Дядя Коля засмеялся:

— Вверх глядеть нам некогда, мы от земли глаз не отрываем...— И уже серьезно, без улыбки: — Состоим мы, пацаны, при золотом прииске как вольные казаки-искатели. Моем песочек, иногда, глядишь, что и попадется. Хоть зарплата нам и не идет, однако же за намытое золотишко, сданное честь по чести, с нами рассчитываются. А вы — шишкарить! Шишки — грош, а золотой песочек — рубль, а то и червонец. Все зависит от того, как пофартит. Я так говорю, Федя?

— Что треплешься?— буркнул Федя. Веселая болтовня вольного казака-искателя его, видно, раздражала.

— Треплешься... И скажет же! Я не треплюсь, я хочу разъяснить пацанам, кто мы с тобой такие и за кого нас надо принимать. Тайга велика, в ней кого угодно встретишь... А мы с тобой, Федя, как бы это сказать... Мы с тобой валюту даем государству, вот, пусть знают! — Дядя Коля прищелкнул языком. Он и говорил, как орешки грыз, и языком щелкал звонко, со смаком.
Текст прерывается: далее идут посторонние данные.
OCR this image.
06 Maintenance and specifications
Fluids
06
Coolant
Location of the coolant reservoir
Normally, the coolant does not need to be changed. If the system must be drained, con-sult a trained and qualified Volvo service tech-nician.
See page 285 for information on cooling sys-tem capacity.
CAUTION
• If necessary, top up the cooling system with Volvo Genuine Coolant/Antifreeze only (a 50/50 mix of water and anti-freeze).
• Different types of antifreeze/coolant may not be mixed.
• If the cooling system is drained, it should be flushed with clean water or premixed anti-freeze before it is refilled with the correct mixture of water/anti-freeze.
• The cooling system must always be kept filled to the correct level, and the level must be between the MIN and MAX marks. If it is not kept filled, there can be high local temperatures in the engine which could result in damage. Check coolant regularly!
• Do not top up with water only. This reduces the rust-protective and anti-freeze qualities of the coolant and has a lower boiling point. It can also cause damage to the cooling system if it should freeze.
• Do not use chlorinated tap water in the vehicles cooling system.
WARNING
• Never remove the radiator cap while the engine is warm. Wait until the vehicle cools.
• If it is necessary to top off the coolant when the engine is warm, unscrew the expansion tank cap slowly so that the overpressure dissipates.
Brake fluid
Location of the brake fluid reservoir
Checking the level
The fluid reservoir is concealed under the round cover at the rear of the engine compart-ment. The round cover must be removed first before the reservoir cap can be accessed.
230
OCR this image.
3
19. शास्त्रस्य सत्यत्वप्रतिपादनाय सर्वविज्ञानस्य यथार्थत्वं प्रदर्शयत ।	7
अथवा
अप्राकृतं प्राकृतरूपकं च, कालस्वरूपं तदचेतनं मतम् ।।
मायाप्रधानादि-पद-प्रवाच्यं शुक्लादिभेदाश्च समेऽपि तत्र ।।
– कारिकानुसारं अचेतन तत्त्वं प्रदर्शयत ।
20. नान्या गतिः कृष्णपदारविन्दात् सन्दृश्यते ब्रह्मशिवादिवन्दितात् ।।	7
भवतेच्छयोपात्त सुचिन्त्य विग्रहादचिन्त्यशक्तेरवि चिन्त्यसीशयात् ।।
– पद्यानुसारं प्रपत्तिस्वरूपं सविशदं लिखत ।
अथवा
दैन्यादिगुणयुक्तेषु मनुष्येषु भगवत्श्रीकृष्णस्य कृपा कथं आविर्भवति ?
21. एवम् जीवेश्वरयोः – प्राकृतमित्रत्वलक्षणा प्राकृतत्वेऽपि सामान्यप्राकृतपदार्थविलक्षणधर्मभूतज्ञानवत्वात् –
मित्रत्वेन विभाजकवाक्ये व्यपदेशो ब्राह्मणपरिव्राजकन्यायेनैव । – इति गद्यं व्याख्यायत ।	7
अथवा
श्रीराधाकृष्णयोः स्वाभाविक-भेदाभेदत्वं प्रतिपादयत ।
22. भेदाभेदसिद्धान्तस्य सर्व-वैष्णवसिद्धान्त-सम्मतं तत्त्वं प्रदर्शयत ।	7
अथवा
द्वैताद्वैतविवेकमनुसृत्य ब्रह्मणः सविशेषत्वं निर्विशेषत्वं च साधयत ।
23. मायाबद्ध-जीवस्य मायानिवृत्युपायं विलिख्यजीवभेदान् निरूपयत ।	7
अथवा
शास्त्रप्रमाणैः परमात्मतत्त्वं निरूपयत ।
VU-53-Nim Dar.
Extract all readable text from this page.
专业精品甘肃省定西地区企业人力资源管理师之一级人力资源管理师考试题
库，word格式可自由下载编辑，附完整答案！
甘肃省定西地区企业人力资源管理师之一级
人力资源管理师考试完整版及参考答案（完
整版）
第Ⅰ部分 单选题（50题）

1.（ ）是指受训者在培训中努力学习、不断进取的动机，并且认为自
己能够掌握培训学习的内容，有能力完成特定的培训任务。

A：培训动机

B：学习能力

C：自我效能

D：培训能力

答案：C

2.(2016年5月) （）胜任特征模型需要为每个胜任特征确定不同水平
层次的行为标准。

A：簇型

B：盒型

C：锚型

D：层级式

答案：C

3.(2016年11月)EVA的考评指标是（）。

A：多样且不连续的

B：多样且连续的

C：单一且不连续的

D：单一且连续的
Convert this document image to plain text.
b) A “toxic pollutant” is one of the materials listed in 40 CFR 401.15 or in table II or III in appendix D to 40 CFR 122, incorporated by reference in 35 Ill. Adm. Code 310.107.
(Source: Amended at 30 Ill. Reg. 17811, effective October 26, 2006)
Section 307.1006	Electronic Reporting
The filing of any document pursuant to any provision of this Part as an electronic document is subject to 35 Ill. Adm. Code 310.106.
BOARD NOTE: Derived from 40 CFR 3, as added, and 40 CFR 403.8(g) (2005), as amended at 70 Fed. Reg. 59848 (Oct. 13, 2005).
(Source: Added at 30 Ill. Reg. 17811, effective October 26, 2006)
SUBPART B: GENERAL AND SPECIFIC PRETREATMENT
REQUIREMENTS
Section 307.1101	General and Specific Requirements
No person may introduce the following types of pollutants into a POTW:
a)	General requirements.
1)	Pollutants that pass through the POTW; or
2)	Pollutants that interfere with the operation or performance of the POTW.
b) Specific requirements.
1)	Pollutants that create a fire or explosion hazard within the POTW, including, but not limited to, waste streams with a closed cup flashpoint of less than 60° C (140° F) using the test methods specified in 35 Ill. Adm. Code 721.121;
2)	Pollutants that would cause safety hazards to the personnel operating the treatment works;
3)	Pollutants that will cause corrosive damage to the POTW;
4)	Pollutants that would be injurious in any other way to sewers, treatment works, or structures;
Мы с Димкой умяли остатки глухарки, выпили по кружке черносмородинного чаю и встали с бревна. Я взял котелок, сбегал к речке, вымыл и почистил его белым песочком.

Вот она, быстрая Китатка. Бурлит, пенится, перепрыгивая через каменистые пороги, подмывает берега, обнажая узловатые корни сосен и лиственниц. Речка-невеличка, а гляди ты, в ней золотишко водится, недаром здесь торчат эти казаки-искатели. Люди они уже немолодые и, видать, тертые жизнью. Такие за здорово живешь шататься по тайге не станут.

В душе у меня шевельнулось недоброе чувство к этим казакам-искателям. Война, все здоровые мужики идут на фронт, а они торчат здесь.

Когда я воротился, то услышал, как Федя внушал Димке:

— Идите бейте свои шишки, а утречком и обратно. Правду я говорю, Степаныч?

— Ну, это уж пусть пацаны сами решают. А вот нам с тобой, Федя, пора и за работу. Время идет, а мы с тобой здесь лясы точим...— Дядя Коля потопал ногами в сапогах, похлопал себя по карманам и, глядя на Димку, шепотом, точно по большому секрету, добавил: — Я, знаешь, парень, о чем шибко мечтаю? Я мечтаю найти такой самородок, чтобы взял и от земли не оторвал!